Dans ce processus de réexamen et de révision, il est de la plus haute importance d'établir des conditions équitables dans le secteur et d'accroître son attrait pour ceux qui y travaillent déjà ainsi que pour ceux qui souhaitent y travailler à l'avenir, tout particulièrement dans la perspective de l'augmentation attendue de la concurrence, non seulement au sein du secteur de la navigation intérieure mais aussi entre la navigation intérieure et les autres modes de transport.

4.10

Ce processus de changement prendra un temps considérable et nécessitera l'implication totale et le plein engagement des partenaires sociaux. Le dialogue social au niveau sectoriel (tant à l'échelle nationale qu'européenne) est l'instrument le plus important pour construire un pont entre les points de vue des employeurs, des indépendants et des travailleurs et les objectifs de la politique européenne. Cette remarque vaut particulièrement pour la législation et la réglementation relatives aux équipages et aux heures de travail et de repos des membres d'équipage.

4.11

Il est urgent pour l'avenir de la navigation intérieure européenne d'accorder une attention particulière à l'éducation et à la formation. Il convient, à cet égard, que les partenaires sociaux apportent leur contribution.

4.12

Les accords entre partenaires sociaux au niveau communautaire fondés sur l'article 139 du traité CE peuvent aboutir à des règlements spécifiques pour la navigation intérieure. De l'avis du CESE, ces accords ne sont effectifs que lorsque les partenaires sociaux se sont entendus sur le fait que les besoins spéciaux du secteur requièrent l'adoption de dispositions additionnelles aux prescriptions minimales arrêtées par le Conseil aux termes de l'article 137 du traité CE.

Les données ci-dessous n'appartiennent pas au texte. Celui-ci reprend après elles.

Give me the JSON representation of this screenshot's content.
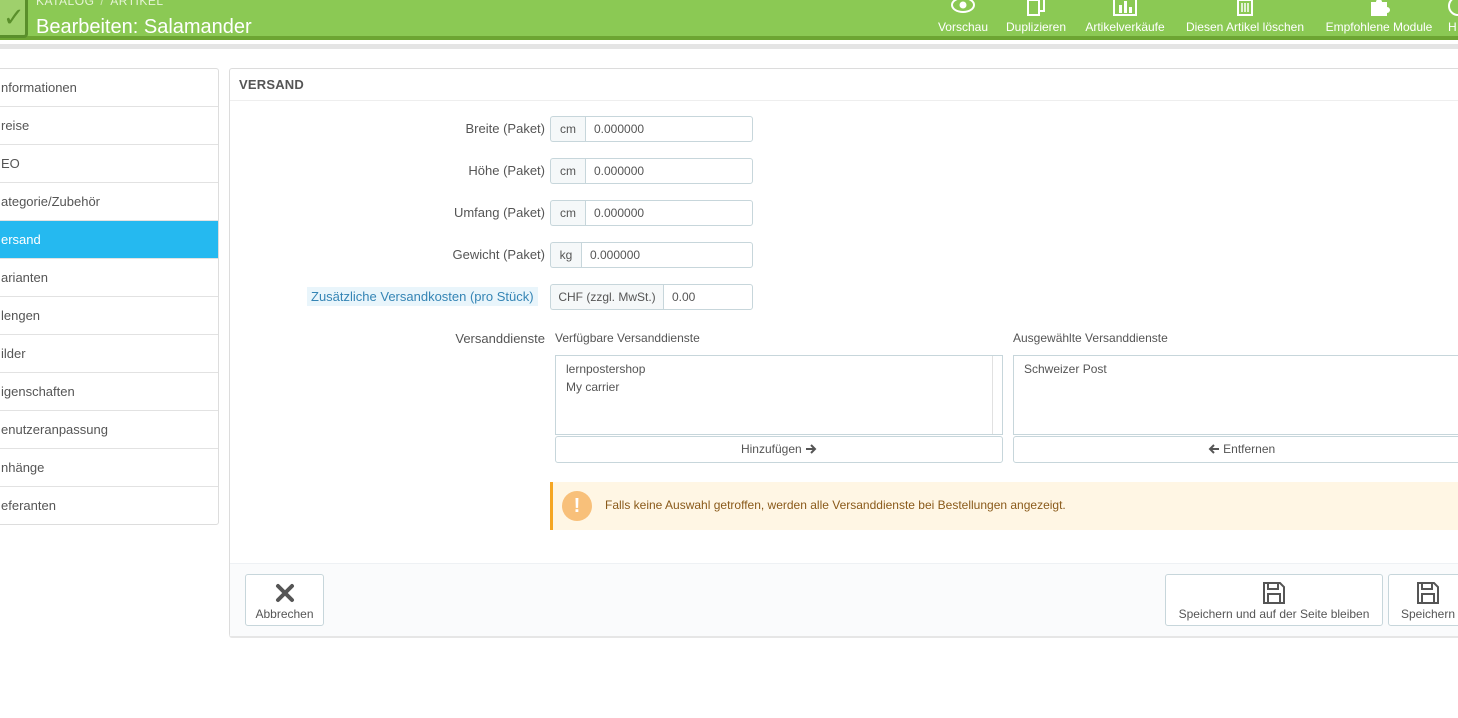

Bruxelles, le 29 septembre 2005.

La Présidente

du Comité économique et social européen

Anne-Marie SIGMUND


(1)  Cet avis d'initiative fait suite à l'avis d'initiative «Vers un régime paneuropéen de la navigation fluviale» – JO C 10 du 14.1.2004, p. 49.

(2)  Rapport final de la CCNR à la Commission centrale, Navires du futur, 2002.

(3)  «Perspectives de la navigation intérieure en l'Europe élargie» (Mars 2004), étude demandée par la Commission européenne.

(4)  «Cadre européen pour la navigation intérieure. Un nouveau cadre institutionnel pour la navigation intérieure en Europe» (2004). Ce rapport a été publié à la demande du gouvernement néerlandais, avec le soutien de l'Allemagne, de la Belgique, de la France et de la Suisse.

(5)  Directive 2002/15/CE du Parlement européen et du Conseil du 11 mars 2002 relative à l'aménagement du temps de travail des personnes exécutant des activités mobiles de transport routier - JO L 80 du 23.3.2002, p.35-39.